Question

All odd numbers are equally likely, all the even numbers are equally likely, and the odd numbers are k times as likely as the even numbers, and Pr[1] = [ 2/7]. What is k?

Answer 1

What is meant by \(\Pr[1]=[\frac{2}{7}]\)?

Answer 2

The probability of rolling a one (an odd number) is 2/7. So the other odd numbers also have a probability of 2/7 since they are all equa

Answer 3

*equal

Answer 4

All right, then we take that:
\[
\frac{2}{7}=(1-\frac{2}{7})k
\]And solve for \(k\), since the probabilities must add up to 1.

Answer 5

that would mean k would be 2/5, but I found the answer to be 6, I just don't remember how I found it.

Answer 6

The answer can't be 6, because \(6^{-1}\cdot \frac{2}{7}+\frac{2}{7}\neq1\)

Answer 7

Ahh!
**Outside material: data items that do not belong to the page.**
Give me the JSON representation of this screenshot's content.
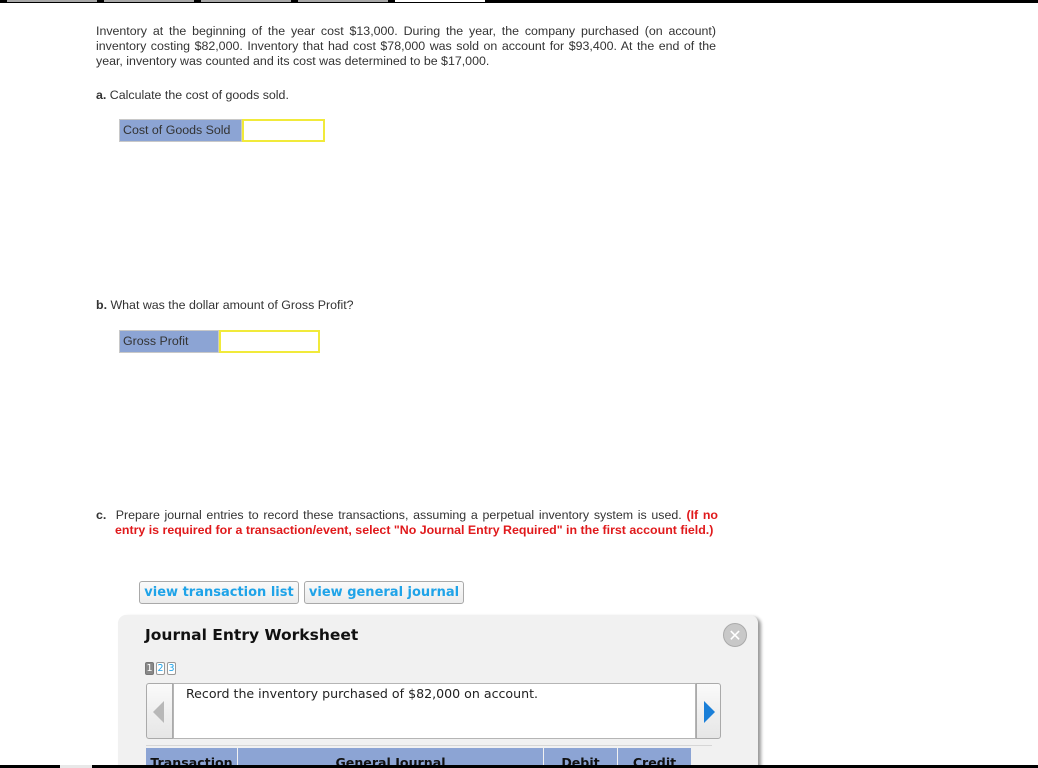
{
  "top_tabs": [
    {
      "state": "inactive"
    },
    {
      "state": "inactive"
    },
    {
      "state": "inactive"
    },
    {
      "state": "inactive"
    },
    {
      "state": "active"
    }
  ],
  "question": {
    "text": "Inventory at the beginning of the year cost $13,000. During the year, the company purchased (on account) inventory costing $82,000. Inventory that had cost $78,000 was sold on account for $93,400. At the end of the year, inventory was counted and its cost was determined to be $17,000."
  },
  "part_a": {
    "letter": "a.",
    "prompt": "Calculate the cost of goods sold.",
    "field_label": "Cost of Goods Sold",
    "field_value": ""
  },
  "part_b": {
    "letter": "b.",
    "prompt": "What was the dollar amount of Gross Profit?",
    "field_label": "Gross Profit",
    "field_value": ""
  },
  "part_c": {
    "letter": "c.",
    "prompt": "Prepare journal entries to record these transactions, assuming a perpetual inventory system is used.",
    "instruction": "(If no entry is required for a transaction/event, select \"No Journal Entry Required\" in the first account field.)"
  },
  "buttons": {
    "view_transaction_list": "view transaction list",
    "view_general_journal": "view general journal"
  },
  "worksheet": {
    "title": "Journal Entry Worksheet",
    "close_symbol": "✕",
    "pages": [
      "1",
      "2",
      "3"
    ],
    "current_page": "1",
    "description": "Record the inventory purchased of $82,000 on account.",
    "columns": [
      "Transaction",
      "General Journal",
      "Debit",
      "Credit"
    ]
  },
  "colors": {
    "label_bg": "#8ca4d4",
    "input_border": "#f1ea3a",
    "link_blue": "#1fa3e8",
    "instruction_red": "#e0191b",
    "nav_arrow_blue": "#1a7fd8"
  }
}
I'm confused. I know the answer is 6, but I don't remember how to get it!

Answer 8

The answer cannot be 6, unless there is an error in the problem above.

Answer 9

It says the answer is 6!!

Answer 10

Maybe I'm just stupid... wouldn't surprise me. But I cannot see how it could be. Since \(6\frac{2}{7}+\frac{2}{7}>1\) as is \(6\frac{5}{7}+\frac{5}{7}\), and, by the third choice, the case above.